The 1911 and the New York Reload, a tale of a hard week
If you are a 1911-lover, odds are you have had two of these longslide .45ACP beasts hanging around the house at one time of another. Now let us go the next step and ask if you carry at least one of these aforementioned 1911s around with you from time to time out in the world. If you do, why stop at one? I tried it out for a week.
To put it country-simple, the New York Reload is a second (or third, or fourth) loaded handgun, ready to fire as soon as it is presented. If the first handgun is empty, jammed, or stripped away, the second one can be rotated forward like a shark’s teeth and brought into action. It’s not for everyone, but it’s a solid tactic with a solid history. Gunslingers, soldiers, law officers, and those who just wanted to make it home alive have long carried multiple weapons and trained to transition back and forth between them.

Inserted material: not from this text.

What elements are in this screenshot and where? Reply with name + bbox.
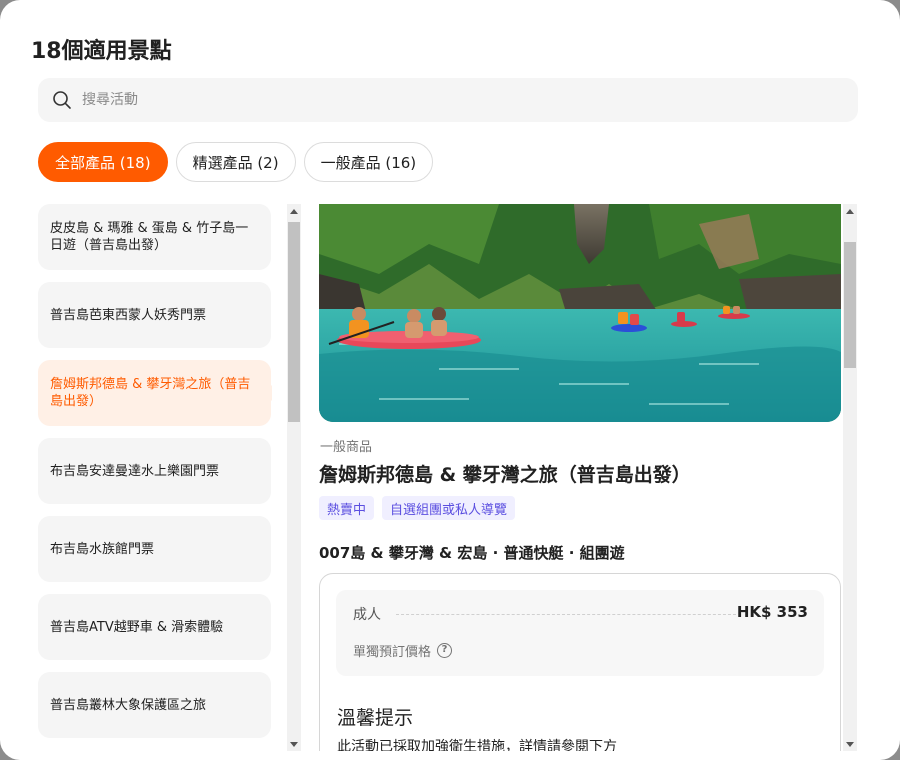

The term gets its name from the old 1970s New York Police Department’s Street Crime Unit. Better known as SCU, the 60 or so members of the unit used advanced tactics for the first time including disguised officers trolling for muggers, and plainclothes intelligence units covertly shadowing suspects. The officers of this unit made as many as 8,000 arrests per year in some of the most dangerous circumstances imaginable.

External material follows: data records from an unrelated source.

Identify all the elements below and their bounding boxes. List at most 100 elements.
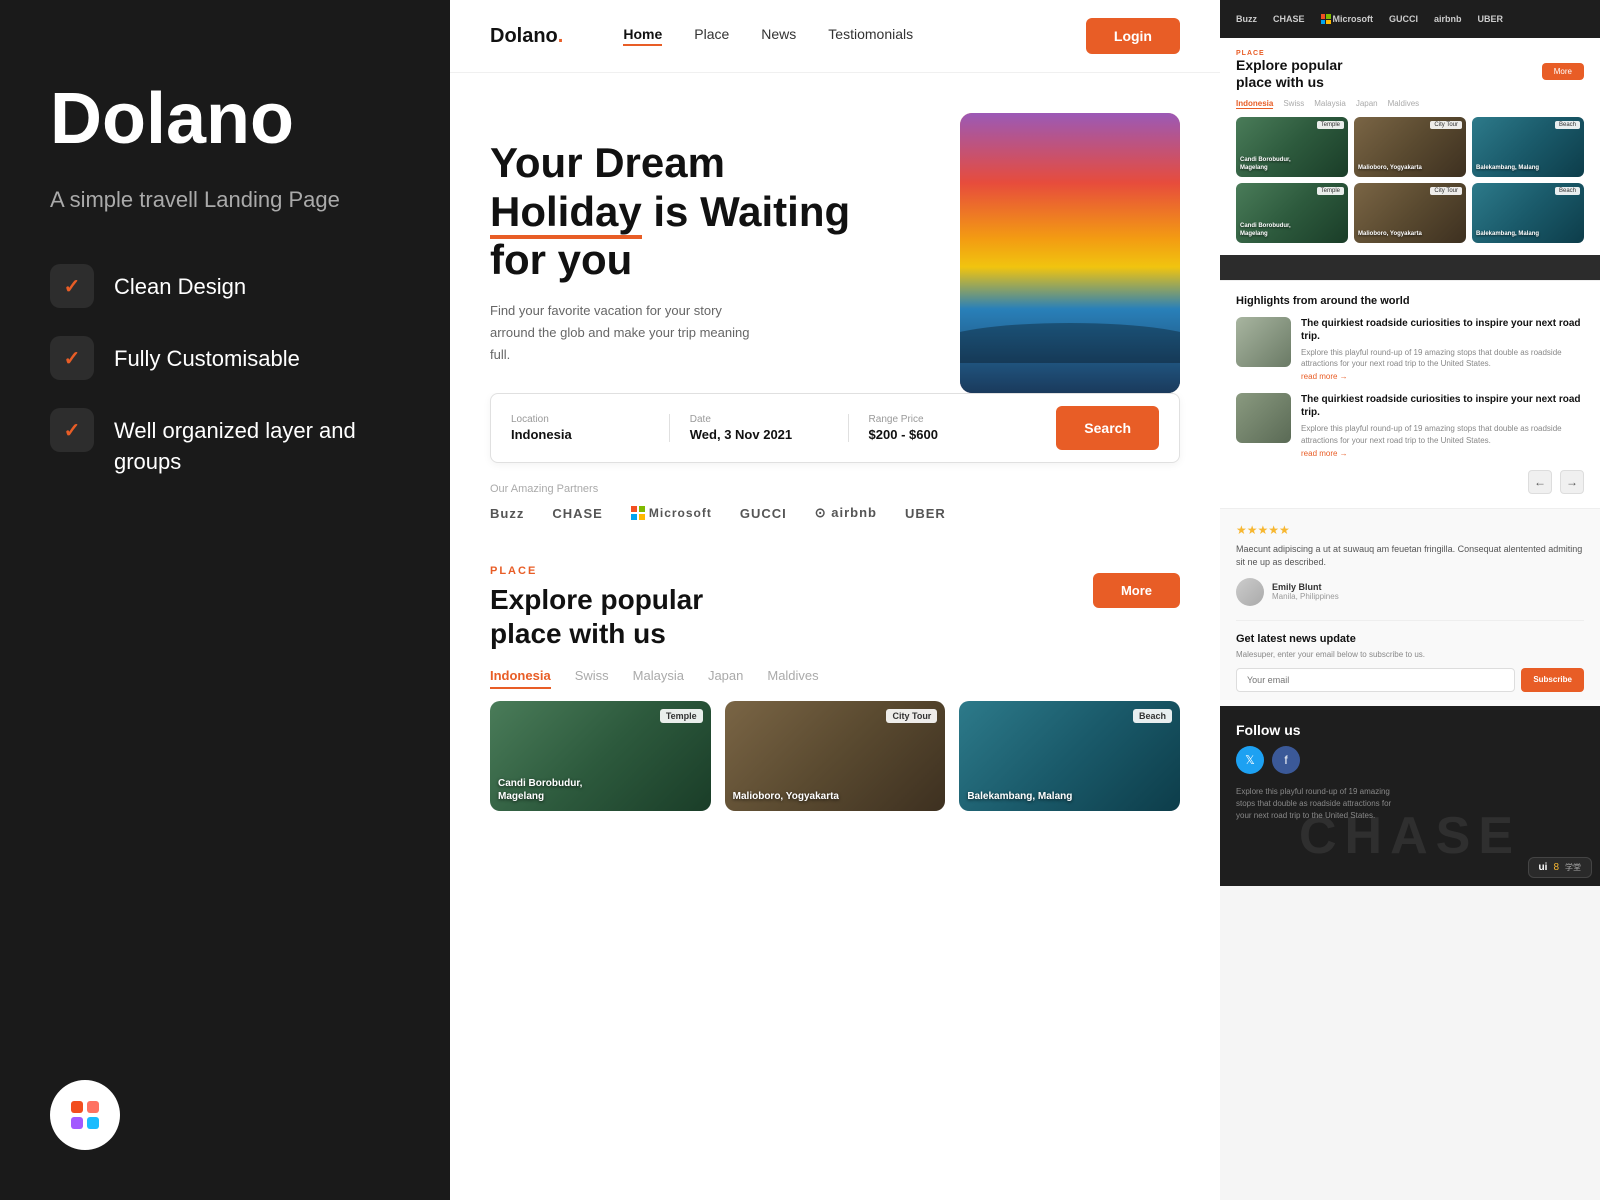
nav-arrows: ← →	[1236, 470, 1584, 494]
site-nav: Home Place News Testiomonials	[623, 26, 913, 46]
prev-arrow[interactable]: ←	[1528, 470, 1552, 494]
rt-more-button[interactable]: More	[1542, 63, 1584, 80]
next-arrow[interactable]: →	[1560, 470, 1584, 494]
date-value[interactable]: Wed, 3 Nov 2021	[690, 427, 828, 442]
feature-list: ✓ Clean Design ✓ Fully Customisable ✓ We…	[50, 264, 400, 478]
right-dark: Follow us 𝕏 f Explore this playful round…	[1220, 706, 1600, 886]
card-label-3: Balekambang, Malang	[967, 790, 1072, 803]
nav-testimonials[interactable]: Testiomonials	[828, 26, 913, 46]
site-hero: Your Dream Holiday is Waiting for you Fi…	[450, 73, 1220, 393]
articles-section-title: Highlights from around the world	[1236, 295, 1584, 307]
card-label-1: Candi Borobudur,Magelang	[498, 777, 582, 803]
card-tag-2: City Tour	[886, 709, 937, 723]
rt-card-2[interactable]: City Tour Malioboro, Yogyakarta	[1354, 117, 1466, 177]
rt-tab-japan[interactable]: Japan	[1356, 99, 1378, 109]
rt-card-3[interactable]: Beach Balekambang, Malang	[1472, 117, 1584, 177]
tab-malaysia[interactable]: Malaysia	[633, 668, 684, 689]
read-more-1[interactable]: read more →	[1301, 372, 1584, 381]
nav-place[interactable]: Place	[694, 26, 729, 46]
place-card-3[interactable]: Beach Balekambang, Malang	[959, 701, 1180, 811]
hero-title-line1: Your Dream	[490, 139, 725, 186]
rt-partner-buzz: Buzz	[1236, 14, 1257, 24]
right-top-nav: Buzz CHASE Microsoft GUCCI airbnb UBER	[1220, 0, 1600, 38]
site-navbar: Dolano. Home Place News Testiomonials Lo…	[450, 0, 1220, 73]
article-2: The quirkiest roadside curiosities to in…	[1236, 393, 1584, 457]
place-card-2[interactable]: City Tour Malioboro, Yogyakarta	[725, 701, 946, 811]
nav-home[interactable]: Home	[623, 26, 662, 46]
rt-partner-chase: CHASE	[1273, 14, 1305, 24]
chase-watermark: CHASE	[1299, 806, 1521, 866]
right-mid: Highlights from around the world The qui…	[1220, 280, 1600, 508]
newsletter-section: Get latest news update Malesuper, enter …	[1236, 620, 1584, 692]
article-body-1: Explore this playful round-up of 19 amaz…	[1301, 347, 1584, 369]
rt-tabs: Indonesia Swiss Malaysia Japan Maldives	[1236, 95, 1584, 109]
rt-section-tag: PLACE	[1236, 50, 1584, 57]
hero-description: Find your favorite vacation for your sto…	[490, 300, 770, 366]
place-section-tag: PLACE	[490, 565, 703, 577]
read-more-2[interactable]: read more →	[1301, 449, 1584, 458]
logo-dot: .	[558, 25, 564, 47]
rt-place-section: PLACE Explore popular place with us More…	[1220, 38, 1600, 255]
place-card-1[interactable]: Temple Candi Borobudur,Magelang	[490, 701, 711, 811]
rt-tab-malaysia[interactable]: Malaysia	[1314, 99, 1346, 109]
hero-title-highlight: Holiday	[490, 188, 642, 239]
tab-maldives[interactable]: Maldives	[767, 668, 818, 689]
feature-label-3: Well organized layer and groups	[114, 408, 400, 478]
search-bar: Location Indonesia Date Wed, 3 Nov 2021 …	[490, 393, 1180, 463]
partner-buzz: Buzz	[490, 506, 524, 521]
twitter-icon[interactable]: 𝕏	[1236, 746, 1264, 774]
feature-item-3: ✓ Well organized layer and groups	[50, 408, 400, 478]
search-button[interactable]: Search	[1056, 406, 1159, 450]
site-logo: Dolano.	[490, 25, 563, 48]
rt-card-6[interactable]: Beach Balekambang, Malang	[1472, 183, 1584, 243]
tab-japan[interactable]: Japan	[708, 668, 743, 689]
location-value[interactable]: Indonesia	[511, 427, 649, 442]
rt-card-1[interactable]: Temple Candi Borobudur,Magelang	[1236, 117, 1348, 177]
rt-tab-maldives[interactable]: Maldives	[1388, 99, 1420, 109]
article-image-1	[1236, 317, 1291, 367]
price-field: Range Price $200 - $600	[869, 414, 1027, 442]
feature-label-1: Clean Design	[114, 264, 246, 303]
rt-tab-indonesia[interactable]: Indonesia	[1236, 99, 1273, 109]
place-more-button[interactable]: More	[1093, 573, 1180, 608]
center-panel: Dolano. Home Place News Testiomonials Lo…	[450, 0, 1220, 1200]
tab-indonesia[interactable]: Indonesia	[490, 668, 551, 689]
reviewer-location: Manila, Philippines	[1272, 592, 1339, 601]
place-tabs: Indonesia Swiss Malaysia Japan Maldives	[490, 668, 1180, 689]
card-tag-1: Temple	[660, 709, 703, 723]
partners-logos: Buzz CHASE Microsoft GUCCI ⊙ airbnb UBER	[490, 505, 1180, 521]
reviewer-avatar	[1236, 578, 1264, 606]
app-subtitle: A simple travell Landing Page	[50, 183, 400, 216]
left-panel: Dolano A simple travell Landing Page ✓ C…	[0, 0, 450, 1200]
rt-partner-microsoft: Microsoft	[1321, 14, 1374, 24]
right-top: Buzz CHASE Microsoft GUCCI airbnb UBER P…	[1220, 0, 1600, 280]
ui8-badge: ui 8 学堂	[1528, 857, 1592, 878]
rt-place-grid: Temple Candi Borobudur,Magelang City Tou…	[1236, 117, 1584, 243]
social-row: 𝕏 f	[1236, 746, 1584, 774]
price-value[interactable]: $200 - $600	[869, 427, 1007, 442]
rt-partner-gucci: GUCCI	[1389, 14, 1418, 24]
newsletter-title: Get latest news update	[1236, 633, 1584, 645]
place-card-img-2: City Tour Malioboro, Yogyakarta	[725, 701, 946, 811]
newsletter-subscribe-button[interactable]: Subscribe	[1521, 668, 1584, 692]
partners-label: Our Amazing Partners	[490, 483, 1180, 495]
newsletter-input[interactable]	[1236, 668, 1515, 692]
rt-tab-swiss[interactable]: Swiss	[1283, 99, 1304, 109]
login-button[interactable]: Login	[1086, 18, 1180, 54]
figma-logo	[50, 1080, 120, 1150]
tab-swiss[interactable]: Swiss	[575, 668, 609, 689]
check-icon-3: ✓	[50, 408, 94, 452]
partners-section: Our Amazing Partners Buzz CHASE Microsof…	[450, 463, 1220, 541]
hero-title-line3: for you	[490, 236, 632, 283]
newsletter-form: Subscribe	[1236, 668, 1584, 692]
ui8-text: ui	[1539, 862, 1548, 873]
nav-news[interactable]: News	[761, 26, 796, 46]
rt-card-5[interactable]: City Tour Malioboro, Yogyakarta	[1354, 183, 1466, 243]
hero-text: Your Dream Holiday is Waiting for you Fi…	[490, 139, 940, 366]
rt-section-title: Explore popular place with us	[1236, 57, 1584, 91]
rt-card-4[interactable]: Temple Candi Borobudur,Magelang	[1236, 183, 1348, 243]
place-section: PLACE Explore popular place with us More…	[450, 541, 1220, 821]
facebook-icon[interactable]: f	[1272, 746, 1300, 774]
app-title: Dolano	[50, 80, 400, 159]
right-bottom: ★★★★★ Maecunt adipiscing a ut at suwauq …	[1220, 508, 1600, 706]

Now the standard issue .38s of the day was slow to reload– this was before there were speed strips, and HKS speed loaders to help. Therefore, the fastest reload, if you went dry on your six-shooter, was another gun. Hence, many of these NYPD coppers in drag chose to carry a second .38 so that they could abracadabra it when needed.
Well, I tried it on for size for a week, only with a pair of 1911s and it kinda sucked.